In July, the regulator revised the regulations to reduce the trading lot size of Reits from 200 units to 1 unit, bringing them on a par with equities. The inclusion of Reits in the indices will enable greater participation in Reits.

“With approximately more than 16,500 crore of primary Reit equity having listed in India in the last two years, and the recent trading lot reduction announcement, the Reit asset class gives access for retail investors to the Indian commercial office space growth story. The Nifty index inclusion gives additional momentum through passive funds further diversifying the sources of investor capital,” said Mike Holland, chief executive officer, Embassy REIT.

“We believe that the Reit framework, with high levels of transparency and governance, together with Embassy REIT’s proven record on regular distributions and total return, will continue to appeal to investors and index inclusion with NSE is a welcome recognition of the Reit asset class in India,” added Holland.

This would enable wider investor participation in Reits and consequently increased volumes, liquidity and better price discovery.

“Reits merit to be on the Nifty indices, and this move will assist in widening investor participation for Reits at par with other equity options in India,” said Vinod Rohira, CEO, Mindspace Business Parks REIT.

Reits are a good product for someone looking for exposure in commercial real estate and is willing to remain invested for long. By investing in Reits, the investor can get some predictable returns in terms of dividend and also benefit from the appreciation of share price.

Sebi regulations require Reits to invest 80% of their assets in developed and income-generating assets. Currently, Reits are allowed to invest only in commercial real estate and office spaces.

They need to distribute 90% of the rental income as dividends. Reits also receive interest income from special purpose vehicles (SPVs) through which they hold properties. They lend money to SPVs and distribute the interest income among unitholders.

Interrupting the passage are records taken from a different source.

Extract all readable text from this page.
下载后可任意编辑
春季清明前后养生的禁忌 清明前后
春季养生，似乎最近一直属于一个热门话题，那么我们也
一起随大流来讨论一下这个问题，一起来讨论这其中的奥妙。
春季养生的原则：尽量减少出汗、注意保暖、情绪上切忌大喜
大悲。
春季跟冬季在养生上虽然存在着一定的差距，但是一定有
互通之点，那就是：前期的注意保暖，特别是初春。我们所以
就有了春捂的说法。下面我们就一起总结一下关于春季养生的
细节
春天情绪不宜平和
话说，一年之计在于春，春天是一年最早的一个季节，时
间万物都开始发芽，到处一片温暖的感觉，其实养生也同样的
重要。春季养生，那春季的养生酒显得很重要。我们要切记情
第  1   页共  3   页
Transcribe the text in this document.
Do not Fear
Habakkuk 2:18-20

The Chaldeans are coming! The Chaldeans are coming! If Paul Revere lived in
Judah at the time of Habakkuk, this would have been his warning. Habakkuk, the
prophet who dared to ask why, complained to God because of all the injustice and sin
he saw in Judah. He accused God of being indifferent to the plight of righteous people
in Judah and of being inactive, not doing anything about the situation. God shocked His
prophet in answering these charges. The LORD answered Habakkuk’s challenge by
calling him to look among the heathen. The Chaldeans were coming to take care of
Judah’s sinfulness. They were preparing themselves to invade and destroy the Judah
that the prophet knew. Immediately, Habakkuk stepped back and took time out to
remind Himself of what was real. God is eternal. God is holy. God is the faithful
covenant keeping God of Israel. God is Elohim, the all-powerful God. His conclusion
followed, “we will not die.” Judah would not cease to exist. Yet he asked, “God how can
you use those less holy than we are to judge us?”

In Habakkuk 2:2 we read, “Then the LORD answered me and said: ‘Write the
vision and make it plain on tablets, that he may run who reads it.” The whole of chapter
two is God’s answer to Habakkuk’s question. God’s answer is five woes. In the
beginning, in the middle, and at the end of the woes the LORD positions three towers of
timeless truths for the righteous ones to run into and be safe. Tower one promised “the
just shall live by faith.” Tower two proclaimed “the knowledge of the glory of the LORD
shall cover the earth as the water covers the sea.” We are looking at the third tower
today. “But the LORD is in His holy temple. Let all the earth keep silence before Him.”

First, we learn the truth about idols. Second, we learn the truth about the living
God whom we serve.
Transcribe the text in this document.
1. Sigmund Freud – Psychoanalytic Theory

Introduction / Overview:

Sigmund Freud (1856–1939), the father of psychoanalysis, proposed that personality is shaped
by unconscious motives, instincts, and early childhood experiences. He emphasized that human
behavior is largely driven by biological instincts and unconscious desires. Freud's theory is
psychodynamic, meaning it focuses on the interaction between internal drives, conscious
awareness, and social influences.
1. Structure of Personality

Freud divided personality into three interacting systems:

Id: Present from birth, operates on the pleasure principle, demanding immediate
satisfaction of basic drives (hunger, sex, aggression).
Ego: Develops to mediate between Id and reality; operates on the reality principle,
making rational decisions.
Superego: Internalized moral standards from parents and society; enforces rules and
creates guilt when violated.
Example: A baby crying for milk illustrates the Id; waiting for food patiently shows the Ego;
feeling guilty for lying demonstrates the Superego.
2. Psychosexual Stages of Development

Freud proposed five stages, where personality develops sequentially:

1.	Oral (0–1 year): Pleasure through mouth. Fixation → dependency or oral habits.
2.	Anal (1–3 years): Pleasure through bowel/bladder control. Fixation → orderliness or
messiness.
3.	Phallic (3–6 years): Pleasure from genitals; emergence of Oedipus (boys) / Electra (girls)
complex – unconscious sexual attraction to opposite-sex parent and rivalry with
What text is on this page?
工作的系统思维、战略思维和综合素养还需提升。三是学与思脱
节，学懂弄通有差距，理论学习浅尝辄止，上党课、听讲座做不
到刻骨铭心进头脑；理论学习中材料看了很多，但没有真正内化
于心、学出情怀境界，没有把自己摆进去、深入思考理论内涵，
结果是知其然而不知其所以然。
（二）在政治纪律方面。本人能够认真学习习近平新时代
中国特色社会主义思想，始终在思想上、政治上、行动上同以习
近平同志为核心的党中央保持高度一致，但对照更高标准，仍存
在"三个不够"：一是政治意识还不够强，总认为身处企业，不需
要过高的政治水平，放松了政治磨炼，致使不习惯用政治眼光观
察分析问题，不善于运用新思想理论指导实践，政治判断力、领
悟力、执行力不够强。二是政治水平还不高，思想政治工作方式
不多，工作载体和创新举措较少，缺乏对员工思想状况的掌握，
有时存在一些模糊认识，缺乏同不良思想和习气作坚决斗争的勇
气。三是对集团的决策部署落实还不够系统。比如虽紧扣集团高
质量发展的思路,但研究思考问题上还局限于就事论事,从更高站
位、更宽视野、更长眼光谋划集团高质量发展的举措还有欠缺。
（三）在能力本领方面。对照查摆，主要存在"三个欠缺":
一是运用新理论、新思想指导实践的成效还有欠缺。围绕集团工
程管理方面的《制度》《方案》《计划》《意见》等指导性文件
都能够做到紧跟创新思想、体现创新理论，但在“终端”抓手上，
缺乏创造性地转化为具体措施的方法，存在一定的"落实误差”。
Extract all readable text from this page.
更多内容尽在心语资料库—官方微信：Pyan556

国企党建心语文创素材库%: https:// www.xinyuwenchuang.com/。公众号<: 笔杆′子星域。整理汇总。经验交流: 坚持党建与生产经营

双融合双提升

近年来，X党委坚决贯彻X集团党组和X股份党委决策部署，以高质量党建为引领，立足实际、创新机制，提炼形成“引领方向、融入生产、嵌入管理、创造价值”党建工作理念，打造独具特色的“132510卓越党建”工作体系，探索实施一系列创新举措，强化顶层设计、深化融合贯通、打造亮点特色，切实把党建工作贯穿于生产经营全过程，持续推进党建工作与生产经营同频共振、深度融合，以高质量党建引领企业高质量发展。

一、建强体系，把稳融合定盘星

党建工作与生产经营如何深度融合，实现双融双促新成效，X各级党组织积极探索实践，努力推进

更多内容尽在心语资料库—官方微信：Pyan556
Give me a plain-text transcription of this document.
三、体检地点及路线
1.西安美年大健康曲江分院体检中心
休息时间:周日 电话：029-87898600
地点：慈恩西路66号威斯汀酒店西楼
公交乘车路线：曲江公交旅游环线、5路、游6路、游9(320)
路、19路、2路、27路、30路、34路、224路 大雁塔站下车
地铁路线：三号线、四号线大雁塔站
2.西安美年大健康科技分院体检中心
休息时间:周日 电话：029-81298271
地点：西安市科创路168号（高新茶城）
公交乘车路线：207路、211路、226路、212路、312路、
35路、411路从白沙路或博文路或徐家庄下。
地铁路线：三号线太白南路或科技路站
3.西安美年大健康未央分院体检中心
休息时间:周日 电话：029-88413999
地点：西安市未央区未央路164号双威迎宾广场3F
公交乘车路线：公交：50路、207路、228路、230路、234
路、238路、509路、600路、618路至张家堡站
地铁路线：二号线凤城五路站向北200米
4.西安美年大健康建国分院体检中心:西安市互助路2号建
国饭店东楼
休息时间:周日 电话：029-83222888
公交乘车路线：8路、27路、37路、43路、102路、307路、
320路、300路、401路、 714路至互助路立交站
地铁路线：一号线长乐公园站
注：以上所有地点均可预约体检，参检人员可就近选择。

Reits are a good portfolio diversifier.

“Their comparatively low correlation with other assets makes Reits an excellent portfolio diversifier, which can help in increasing returns and reducing overall portfolio risk. Their inclusion in Nifty indices will assist in widening investor’s participation and will consequently increase volumes, liquidity and better price discovery,” said Palka Chopra, senior vice president, Master Capital Services.